Advertisement

Ceremony Marks Nixon’s 84th Birthday

Share

Richard Nixon’s undeniable smile leaped from a photograph that nearly covered the wall. The famous portrait, with the former president giving a “thumbs-up” to the world, inspired 63-year-old Victor Giglio to return the gesture Thursday.

“Boy, does this bring everything back for me,” said Giglio, a Westminster native who voted for the former president. “I will always, always, respect and admire this man.”

Giglio and nearly 400 others--from school children to those who remember Nixon’s first run for Congress in 1946--packed the Richard Nixon Library & Birthplace in Yorba Linda to commemorate what would have been the president’s 84th birthday.

Advertisement

An honor guard, U.S. Naval commanders and Nixon’s youngest brother, Edward Nixon, presented a 15-minute ceremony that visitors called stirring.
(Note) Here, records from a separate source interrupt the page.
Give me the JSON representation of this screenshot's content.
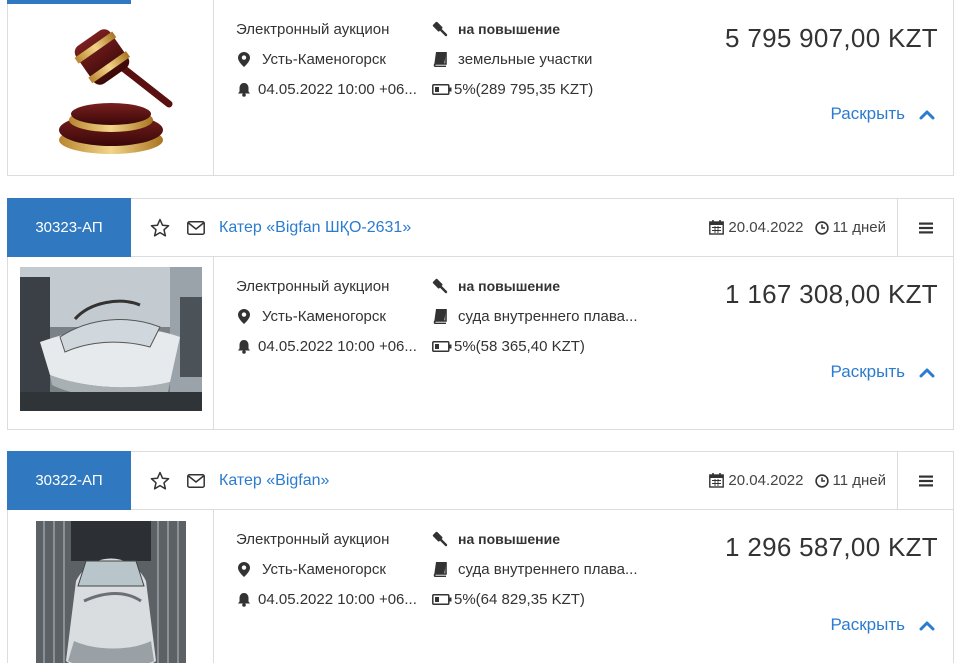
{
  "lots": [
    {
      "badge": "",
      "title": "",
      "date": "",
      "days": "",
      "auction_type": "Электронный аукцион",
      "direction": "на повышение",
      "city": "Усть-Каменогорск",
      "category": "земельные участки",
      "start": "04.05.2022 10:00 +06...",
      "deposit": "5%(289 795,35 KZT)",
      "price": "5 795 907,00 KZT",
      "expand_label": "Раскрыть",
      "image": "gavel"
    },
    {
      "badge": "30323-АП",
      "title": "Катер «Bigfan ШҚО-2631»",
      "date": "20.04.2022",
      "days": "11 дней",
      "auction_type": "Электронный аукцион",
      "direction": "на повышение",
      "city": "Усть-Каменогорск",
      "category": "суда внутреннего плава...",
      "start": "04.05.2022 10:00 +06...",
      "deposit": "5%(58 365,40 KZT)",
      "price": "1 167 308,00 KZT",
      "expand_label": "Раскрыть",
      "image": "boat-photo"
    },
    {
      "badge": "30322-АП",
      "title": "Катер «Bigfan»",
      "date": "20.04.2022",
      "days": "11 дней",
      "auction_type": "Электронный аукцион",
      "direction": "на повышение",
      "city": "Усть-Каменогорск",
      "category": "суда внутреннего плава...",
      "start": "04.05.2022 10:00 +06...",
      "deposit": "5%(64 829,35 KZT)",
      "price": "1 296 587,00 KZT",
      "expand_label": "Раскрыть",
      "image": "boat-photo-2"
    }
  ],
  "colors": {
    "accent": "#3079c0",
    "link": "#2b7bd0",
    "border": "#dcdcdc"
  }
}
“He wanted to do a lot more during his presidency,” said Edward Nixon, a Seattle geologist whose resemblance to his legendary brother is startling. “But now he’d want us to do this: Look where there is no peace, and make some.”

Abby Letourneau, a 26-year-old history buff, took advantage of the day’s free admission and planned to stroll all nine acres of manicured grounds. “It is beautiful to be here,” she said. “The ceremony made me realize the full circle of [Nixon’s] life. It’s powerful.”

Three flowered wreaths from President Bill Clinton, California Gov. Pete Wilson and Nixon’s family were placed near his grave site, not far from the wood-framed farmhouse where he was born in 1913.

Kelly McAlearney of Redlands, a 14-year-old student who also celebrated a birthday Thursday, stood beside Edward Nixon and helped present the family’s wreath.

To wrap up their recent lesson on U.S. presidents, Kelly’s class at Sacred Heart Academy decided on a trip to the Nixon library, where she said history pages suddenly made more sense. Kelly’s father, John McAlearney, said the family “spent a little time going over Nixon” the night before her visit.

Advertisement

It was impossible, of course, to touch on it all: the political campaigns, the Nixon-Kennedy debates, winning the White House, opening relations with China, detente with the Soviet Union, Vietnam, Watergate, and everything else that defined Nixon, the only American president to resign from office to avoid impeachment.

“What a great way to intensify history,” McAlearney said of his daughter’s involvement in the ceremony at the Nixon library. “What a way to make things mean something.”